Biberacher Pfarrer unterstützt einfache Bevölkerung
Vielerorts seien Pfarrer Ulrich Lindl zufolge nicht einmal mehr Ruinen in den Gemeinden zu sehen: „Das Land macht einen ruhigen Eindruck – auf den ersten Blick.“ Für Außenstehende wirke Damaskus völlig friedlich, und im Hafenort Latakia herrsche beinahe schon so etwas wie Urlaubsstimmung. „Bei meinem letzten Besuch konnte ich feststellen, dass viele Wohnungen gebaut werden. Aber man merkt: Die strengen Wirtschaftssanktionen behindern den Wiederaufbau des Landes und treffen vor allem die einfache Bevölkerung.“
Ausgerechnet diese Sanktionen sowie sinkende Löhne und die Korruption sorgte dafür, dass sich noch immer viele Syrer auf der Flucht befinden, obwohl das laut Pfarrer Ulrich Lindl keineswegs aus freiem Willen oder gar aus Leichtfertigkeit geschieht: „Die meisten wollen ihre Heimat gar nicht verlassen. Ganz im Gegenteil: Die Syrer sind äußerst heimat- und familienverbunden! Doch durch die fehlenden Zukunftsperspektiven ist der Wunsch, das Land zu verlassen, allgegenwärtig.“ Man dürfe aber auch nicht übersehen, dass in den letzten fünf Jahren mehr als 300.000 Flüchtlinge nach Syrien zurückgekehrt sind – trotz der gewaltigen Probleme, denen diese Menschen in ihrer Heimat nun gegenüberstehen: „Ein Professor verdient dort 45 Euro im Monat, aber eine fünfköpfige Familie braucht mindestens 150 Euro, um über die Runden zu kommen. Doch kirchliche Hilfsorganisationen unterstützen nach Kräften. Zugleich geht es den Kirchengemeinden darum, den Zusammenhalt und die Moral im Lande zu stärken. In der katholischen Pfarrei in Latakia wurden nach dem Erdbeben Anfang Februar kurzerhand 250 Menschen aufgenommen, die zuvor in syrischen Flüchtlingscamps untergebracht waren.“
Unterstützung aus Biberbach
Pfarrer Ulrich Lindl selbst hilft in Syrien ebenfalls immer wieder tatkräftig mit – so hält er nicht nur christliche Gottesdienste ab und segnet gläubige Kirchenbesucher, sondern steht auch mit dortigen Pfadfindergruppen und mit Jugendlichen in Kontakt.

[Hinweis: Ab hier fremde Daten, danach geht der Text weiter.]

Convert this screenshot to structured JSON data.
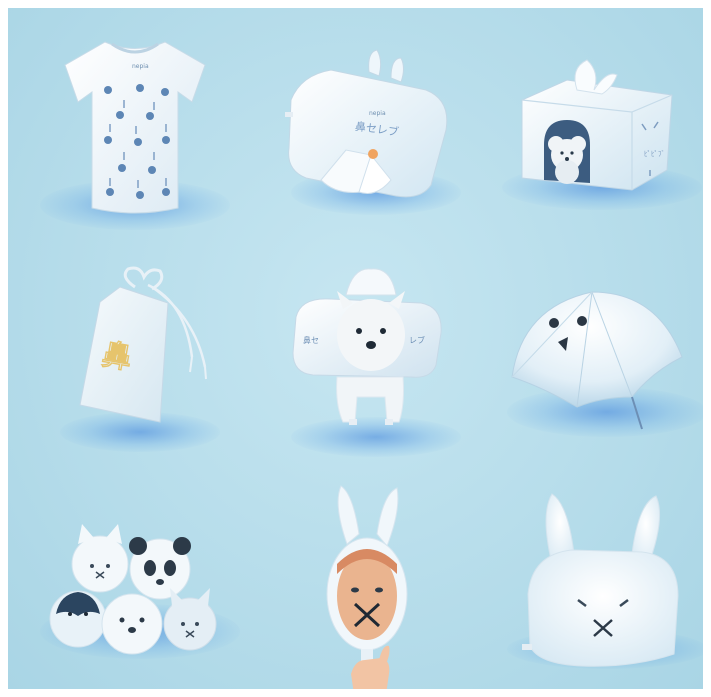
{
  "tshirt": {
    "tag": "nepia"
  },
  "pillow": {
    "brand": "nepia",
    "product": "鼻セレブ"
  },
  "tissue_box": {
    "label": "ﾋﾟﾋﾟﾌﾞ"
  },
  "omamori": {
    "kanji": "鼻"
  },
  "dog": {
    "left_text": "鼻セ",
    "right_text": "レブ"
  }
}
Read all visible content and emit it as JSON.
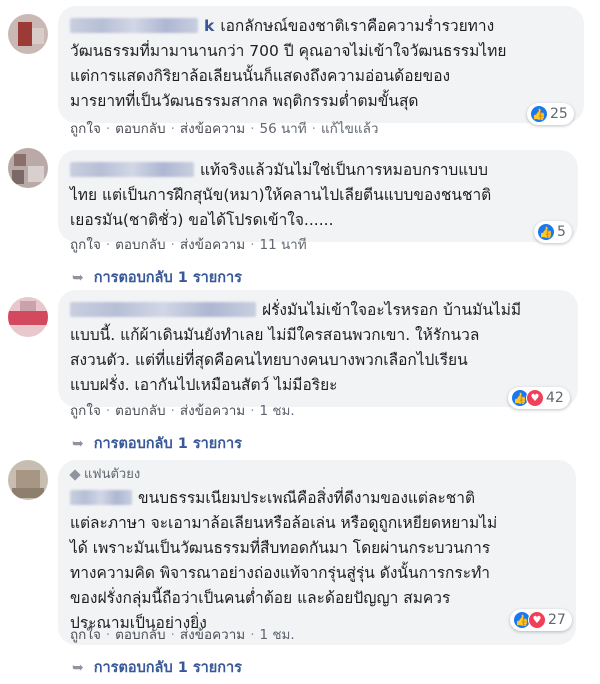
{
  "comments": [
    {
      "name_tail": "k",
      "text": "เอกลักษณ์ของชาติเราคือความร่ำรวยทางวัฒนธรรมที่มามานานกว่า 700 ปี คุณอาจไม่เข้าใจวัฒนธรรมไทยแต่การแสดงกิริยาล้อเลียนนั้นก็แสดงถึงความอ่อนด้อยของมารยาทที่เป็นวัฒนธรรมสากล พฤติกรรมต่ำตมขั้นสุด",
      "lines": [
        "เอกลักษณ์ของชาติเราคือความร่ำรวยทาง",
        "วัฒนธรรมที่มามานานกว่า 700 ปี คุณอาจไม่เข้าใจวัฒนธรรมไทย",
        "แต่การแสดงกิริยาล้อเลียนนั้นก็แสดงถึงความอ่อนด้อยของ",
        "มารยาทที่เป็นวัฒนธรรมสากล พฤติกรรมต่ำตมขั้นสุด"
      ],
      "like": "ถูกใจ",
      "reply": "ตอบกลับ",
      "message": "ส่งข้อความ",
      "time": "56 นาที",
      "edited": "แก้ไขแล้ว",
      "reaction_count": "25"
    },
    {
      "lines": [
        "แท้จริงแล้วมันไม่ใช่เป็นการหมอบกราบแบบ",
        "ไทย แต่เป็นการฝึกสุนัข(หมา)ให้คลานไปเลียตีนแบบของชนชาติ",
        "เยอรมัน(ชาติชั่ว) ขอได้โปรดเข้าใจ......"
      ],
      "like": "ถูกใจ",
      "reply": "ตอบกลับ",
      "message": "ส่งข้อความ",
      "time": "11 นาที",
      "reaction_count": "5",
      "replies_label": "การตอบกลับ 1 รายการ"
    },
    {
      "lines": [
        "ฝรั่งมันไม่เข้าใจอะไรหรอก บ้านมันไม่มี",
        "แบบนี้. แก้ผ้าเดินมันยังทำเลย ไม่มีใครสอนพวกเขา. ให้รักนวล",
        "สงวนตัว. แต่ที่แย่ที่สุดคือคนไทยบางคนบางพวกเลือกไปเรียน",
        "แบบฝรั่ง. เอากันไปเหมือนสัตว์ ไม่มีอริยะ"
      ],
      "like": "ถูกใจ",
      "reply": "ตอบกลับ",
      "message": "ส่งข้อความ",
      "time": "1 ชม.",
      "reaction_count": "42",
      "replies_label": "การตอบกลับ 1 รายการ"
    },
    {
      "badge": "แฟนตัวยง",
      "lines": [
        "ขนบธรรมเนียมประเพณีคือสิ่งที่ดีงามของแต่ละชาติ",
        "แต่ละภาษา จะเอามาล้อเลียนหรือล้อเล่น หรือดูถูกเหยียดหยามไม่",
        "ได้ เพราะมันเป็นวัฒนธรรมที่สืบทอดกันมา โดยผ่านกระบวนการ",
        "ทางความคิด พิจารณาอย่างถ่องแท้จากรุ่นสู่รุ่น ดังนั้นการกระทำ",
        "ของฝรั่งกลุ่มนี้ถือว่าเป็นคนต่ำต้อย และด้อยปัญญา สมควร",
        "ประณามเป็นอย่างยิ่ง"
      ],
      "like": "ถูกใจ",
      "reply": "ตอบกลับ",
      "message": "ส่งข้อความ",
      "time": "1 ชม.",
      "reaction_count": "27",
      "replies_label": "การตอบกลับ 1 รายการ"
    }
  ],
  "colors": {
    "bubble": "#f2f3f5",
    "link": "#385898",
    "like_blue": "#1877f2",
    "love_red": "#f33e58",
    "meta": "#606770"
  },
  "icons": [
    "like-icon",
    "love-icon",
    "reply-arrow-icon",
    "diamond-icon"
  ]
}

Sein eigener syrischer Mitbewohner in Biberbach habe im Übrigen seit Kurzem die deutsche Staatsangehörigkeit erhalten, eine eigene Wohnung gefunden und sei nun als Koch ein sehr geschätzter Mitarbeiter. Über Weihnachten werde er nach acht Jahren zum ersten Mal seine syrische Familie wiedersehen. „Für mich ein Beweis, dass Integration möglich ist, am besten aber von Mensch zu Mensch gelingt. Wenn heute Flüchtlingszahlen genannt werden, dann geht es nicht um Zahlen, sondern immer um ganz konkrete Menschen – mit ihrer eigenen Geschichte und ihrer Sehnsucht nach einer besseren Zukunft."